A principal função do médico nessa jornada, além de cuidar da saúde, é fornecer a munição documental para o seu pedido. A perícia do INSS avalia o histórico com base em evidências. Por isso, no consultório, nós estruturamos um relatório médico oficial extremamente detalhado. Esse documento precisa conter o diagnóstico exato, as sequelas da doença, a justificativa da incapacidade e, obrigatoriamente, o código CID. Outro detalhe crucial é a data de início da doença. Sabe por quê? Se você descobriu a enfermidade há algum tempo e continuou pagando imposto, com essa data expressa no laudo é possível pedir a restituição retroativa de até cinco anos do que foi pago. Além do relatório com carimbo e CRM, você precisará anexar todos os exames laboratoriais, de imagem ou biópsias que confirmem o quadro.
Com essa pasta médica em mãos e seus documentos pessoais, você faz o pedido online, pelo site ou aplicativo Meu INSS. O processo completo leva em média de 30 a 45 dias.
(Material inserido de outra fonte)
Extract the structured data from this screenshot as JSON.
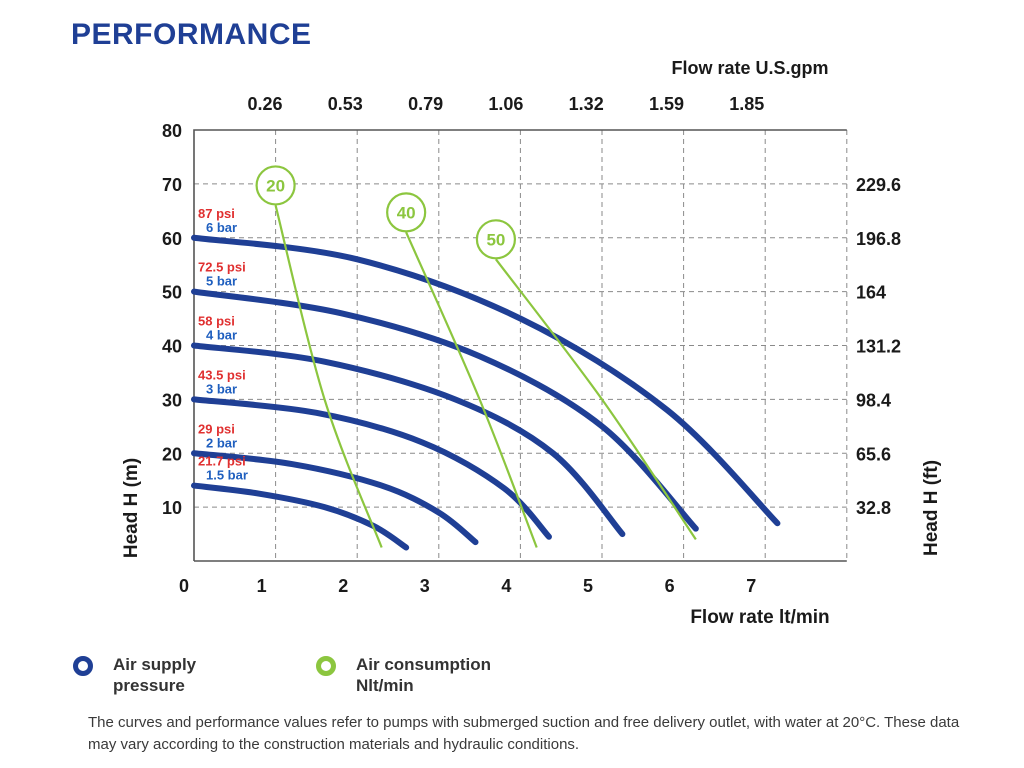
{
  "header": {
    "title": "PERFORMANCE"
  },
  "chart_data": {
    "type": "line",
    "x_axis": {
      "label": "Flow rate  lt/min",
      "min": 0,
      "max": 8,
      "ticks": [
        0,
        1,
        2,
        3,
        4,
        5,
        6,
        7
      ],
      "gridlines": [
        1,
        2,
        3,
        4,
        5,
        6,
        7,
        8
      ]
    },
    "x2_axis": {
      "label": "Flow rate U.S.gpm",
      "ticks": [
        0.26,
        0.53,
        0.79,
        1.06,
        1.32,
        1.59,
        1.85
      ]
    },
    "y_axis": {
      "label": "Head H (m)",
      "min": 0,
      "max": 80,
      "ticks": [
        10,
        20,
        30,
        40,
        50,
        60,
        70,
        80
      ]
    },
    "y2_axis": {
      "label": "Head H (ft)",
      "ticks": [
        "32.8",
        "65.6",
        "98.4",
        "131.2",
        "164",
        "196.8",
        "229.6"
      ],
      "tick_positions_m": [
        10,
        20,
        30,
        40,
        50,
        60,
        70
      ]
    },
    "grid": true,
    "origin_label": "0",
    "series_pressure": [
      {
        "psi": "21.7 psi",
        "bar": "1.5 bar",
        "x": [
          0,
          0.8,
          1.6,
          2.2,
          2.6
        ],
        "y": [
          14,
          12.5,
          10,
          6.5,
          2.5
        ]
      },
      {
        "psi": "29 psi",
        "bar": "2 bar",
        "x": [
          0,
          1.2,
          2.3,
          3.0,
          3.45
        ],
        "y": [
          20,
          18,
          14,
          9,
          3.5
        ]
      },
      {
        "psi": "43.5 psi",
        "bar": "3 bar",
        "x": [
          0,
          1.5,
          2.8,
          3.8,
          4.35
        ],
        "y": [
          30,
          27.5,
          22,
          13.5,
          4.5
        ]
      },
      {
        "psi": "58 psi",
        "bar": "4 bar",
        "x": [
          0,
          1.6,
          3.2,
          4.4,
          5.25
        ],
        "y": [
          40,
          37,
          30,
          20,
          5
        ]
      },
      {
        "psi": "72.5 psi",
        "bar": "5 bar",
        "x": [
          0,
          1.8,
          3.5,
          5.0,
          6.15
        ],
        "y": [
          50,
          46,
          38,
          25,
          6
        ]
      },
      {
        "psi": "87 psi",
        "bar": "6 bar",
        "x": [
          0,
          2.0,
          4.0,
          5.8,
          7.15
        ],
        "y": [
          60,
          56,
          45,
          28,
          7
        ]
      }
    ],
    "series_air": [
      {
        "label": "20",
        "x": [
          1.0,
          1.6,
          2.3
        ],
        "y": [
          66,
          30,
          2.5
        ]
      },
      {
        "label": "40",
        "x": [
          2.6,
          3.5,
          4.2
        ],
        "y": [
          61,
          30,
          2.5
        ]
      },
      {
        "label": "50",
        "x": [
          3.7,
          5.0,
          6.15
        ],
        "y": [
          56,
          30,
          4
        ]
      }
    ],
    "colors": {
      "pressure": "#1f3f95",
      "air": "#8cc63f",
      "psi_label": "#e03030",
      "bar_label": "#1f5fbf",
      "grid": "#8a8a8a",
      "frame": "#555555"
    }
  },
  "legend": {
    "air_supply": "Air supply\npressure",
    "air_consumption": "Air consumption\nNlt/min"
  },
  "footnote": "The curves and performance values refer to pumps with submerged suction and free delivery outlet, with water at 20°C. These data may vary according to the construction materials and hydraulic conditions."
}
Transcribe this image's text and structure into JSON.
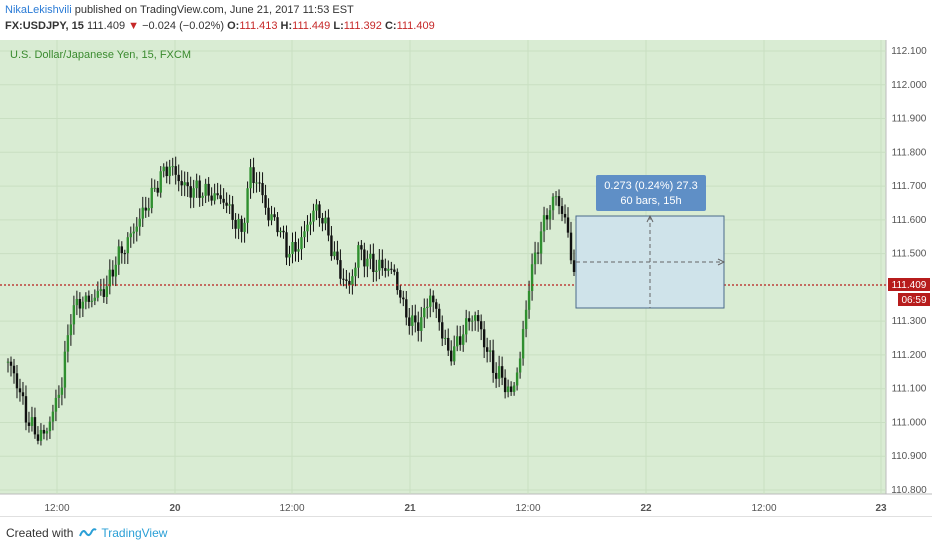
{
  "header": {
    "author": "NikaLekishvili",
    "published": "published on TradingView.com, June 21, 2017 11:53 EST",
    "symbol": "FX:USDJPY, 15",
    "last": "111.409",
    "change_arrow": "▼",
    "change": "−0.024 (−0.02%)",
    "o_label": "O:",
    "o_value": "111.413",
    "h_label": "H:",
    "h_value": "111.449",
    "l_label": "L:",
    "l_value": "111.392",
    "c_label": "C:",
    "c_value": "111.409"
  },
  "chart": {
    "instrument_label": "U.S. Dollar/Japanese Yen, 15, FXCM",
    "bg_color": "#d9ecd3",
    "up_color": "#2f8f2f",
    "down_color": "#111111",
    "price_line_color": "#b71c1c",
    "price_ticks": [
      "112.100",
      "112.000",
      "111.900",
      "111.800",
      "111.700",
      "111.600",
      "111.500",
      "111.409",
      "111.300",
      "111.200",
      "111.100",
      "111.000",
      "110.900",
      "110.800"
    ],
    "time_ticks": [
      "12:00",
      "20",
      "12:00",
      "21",
      "12:00",
      "22",
      "12:00",
      "23"
    ],
    "current_price_badge": "111.409",
    "countdown_badge": "06:59",
    "measure": {
      "line1": "0.273 (0.24%) 27.3",
      "line2": "60 bars, 15h"
    }
  },
  "chart_data": {
    "type": "candlestick",
    "title": "U.S. Dollar/Japanese Yen, 15, FXCM",
    "ylim": [
      110.78,
      112.13
    ],
    "last_price": 111.409,
    "y_ticks": [
      112.1,
      112.0,
      111.9,
      111.8,
      111.7,
      111.6,
      111.5,
      111.3,
      111.2,
      111.1,
      111.0,
      110.9,
      110.8
    ],
    "x_ticks": [
      "12:00",
      "20",
      "12:00",
      "21",
      "12:00",
      "22",
      "12:00",
      "23"
    ],
    "close_series": [
      111.18,
      111.12,
      111.02,
      110.97,
      110.96,
      111.03,
      111.12,
      111.32,
      111.36,
      111.36,
      111.38,
      111.4,
      111.48,
      111.52,
      111.57,
      111.62,
      111.67,
      111.73,
      111.76,
      111.72,
      111.69,
      111.69,
      111.68,
      111.67,
      111.66,
      111.61,
      111.56,
      111.74,
      111.7,
      111.61,
      111.59,
      111.51,
      111.51,
      111.56,
      111.63,
      111.61,
      111.52,
      111.44,
      111.4,
      111.51,
      111.48,
      111.46,
      111.46,
      111.44,
      111.34,
      111.29,
      111.3,
      111.38,
      111.3,
      111.2,
      111.23,
      111.29,
      111.32,
      111.24,
      111.16,
      111.13,
      111.08,
      111.19,
      111.41,
      111.53,
      111.62,
      111.67,
      111.6,
      111.45
    ],
    "measure": {
      "delta": 0.273,
      "percent": 0.24,
      "pips": 27.3,
      "bars": 60,
      "duration": "15h"
    }
  }
}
Em muitos casos, o perito do INSS pode agendar uma consulta presencial para avaliar você. Se for chamado, encare como uma consulta de rotina: leve todos os exames originais e o relatório que preparamos. Mesmo após a aprovação, você deve continuar declarando o imposto anualmente se atingir os critérios da Receita, mas mudando o benefício para a ficha de rendimentos isentos. Se houver recusa, não desanime; busque associações de apoio ao paciente para recorrer judicialmente. O foco agora é seu tratamento, e garantir esse direito faz parte do cuidado. Discuta com seu médico se você é elegível!